Providing necessary shell

The Docker images for executing user jobs in the REANA ecosystem need to contain bash shell in the image.

The bash shell is used in operational procedures to pass along encoded/decoded job commands and parameters between REANA workflow orchestration components, the job execution components and the compute backend itself, so that the job execution behaviour would be consistent across Kubernetes, HTCondor, Slurm backends for both Docker and Singularity execution wrappers.

Therefore, please make sure that your Docker images contain the bash shell executable, even if it may not be the default shell.

For example, if you would like to use the tiny Alpine image, which uses ash shell by default, you can add a command in your Dockerfile to install additional bash shell as follows:

FROM docker.io/library/alpine:3.17
RUN apk add bash

The bash shell is relatively widespread, so it is very probable that your base images contain it already. Note that it is not necessary for bash to be the default shell; only its presence is required. Please get in touch if this requirement causes any trouble and you cannot ensure the presence of bash in your job images.

Supporting arbitrary user IDs

In the Docker container ecosystem, the processes run in the containers by default, uses the root user identity. However, this may not be secure. If you want to improve the security in your environment you can set up your own user under which identity the processes will run.

In order for processes to run under any user identity and still be able to write to shared workspaces, we use a GID=0 technique as used by OpenShift:

  • UID: you can use any user ID you want;
  • GID: your should add your user to group with GID=0 (the root group)

This will ensure the writable access to workspace directories managed by the REANA platform.

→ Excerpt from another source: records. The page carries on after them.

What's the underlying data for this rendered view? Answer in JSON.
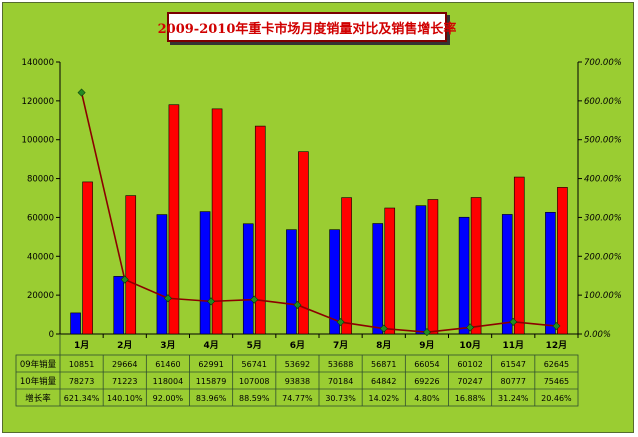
{
  "chart_data": {
    "type": "bar",
    "title": "2009-2010年重卡市场月度销量对比及销售增长率",
    "categories": [
      "1月",
      "2月",
      "3月",
      "4月",
      "5月",
      "6月",
      "7月",
      "8月",
      "9月",
      "10月",
      "11月",
      "12月"
    ],
    "series": [
      {
        "name": "09年销量",
        "type": "bar",
        "color": "#0000ff",
        "axis": "left",
        "values": [
          10851,
          29664,
          61460,
          62991,
          56741,
          53692,
          53688,
          56871,
          66054,
          60102,
          61547,
          62645
        ]
      },
      {
        "name": "10年销量",
        "type": "bar",
        "color": "#ff0000",
        "axis": "left",
        "values": [
          78273,
          71223,
          118004,
          115879,
          107008,
          93838,
          70184,
          64842,
          69226,
          70247,
          80777,
          75465
        ]
      },
      {
        "name": "增长率",
        "type": "line",
        "color": "#8b0000",
        "marker_color": "#228b22",
        "axis": "right",
        "values": [
          621.34,
          140.1,
          92.0,
          83.96,
          88.59,
          74.77,
          30.73,
          14.02,
          4.8,
          16.88,
          31.24,
          20.46
        ]
      }
    ],
    "ylim_left": [
      0,
      140000
    ],
    "left_ticks": [
      "0",
      "20000",
      "40000",
      "60000",
      "80000",
      "100000",
      "120000",
      "140000"
    ],
    "ylim_right": [
      0,
      700
    ],
    "right_ticks": [
      "0.00%",
      "100.00%",
      "200.00%",
      "300.00%",
      "400.00%",
      "500.00%",
      "600.00%",
      "700.00%"
    ],
    "table": {
      "row_labels": [
        "09年销量",
        "10年销量",
        "增长率"
      ],
      "rows": [
        [
          "10851",
          "29664",
          "61460",
          "62991",
          "56741",
          "53692",
          "53688",
          "56871",
          "66054",
          "60102",
          "61547",
          "62645"
        ],
        [
          "78273",
          "71223",
          "118004",
          "115879",
          "107008",
          "93838",
          "70184",
          "64842",
          "69226",
          "70247",
          "80777",
          "75465"
        ],
        [
          "621.34%",
          "140.10%",
          "92.00%",
          "83.96%",
          "88.59%",
          "74.77%",
          "30.73%",
          "14.02%",
          "4.80%",
          "16.88%",
          "31.24%",
          "20.46%"
        ]
      ]
    },
    "grid": false,
    "legend": "data-table"
  }
}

For example, you can create the user johndoe with UID=501 and add the user to GID=0 by adding the following commands at the end of the previous Dockerfile:

# Setup user and permissions
RUN adduser johndoe -u 501 --disabled-password --gecos ""
RUN usermod -a -G 0 johndoe
USER johndoe

Testing the environment

We now have a containerised image representing our computational environment that we can use to run our analysis in another replicated environment.

We should test the containerised environment to ensure it works properly, for example whether all the necessary libraries are present:

$ docker run -i -t --rm docker.io/johndoe/myenv /bin/bash
container> python -V
Python 2.7.15
container> python mycode.py < mydata.csv > /tmp/mydata.tmp

Multiple environments

Note that various steps of your analysis can run in various environments; for instance, the step to perform the data filtering on a big cloud, having data selection libraries installed, or the step to build the data plotting in a local environment, containing only the preferred graphing system of choice. You can prepare several different environments for your analysis if needed.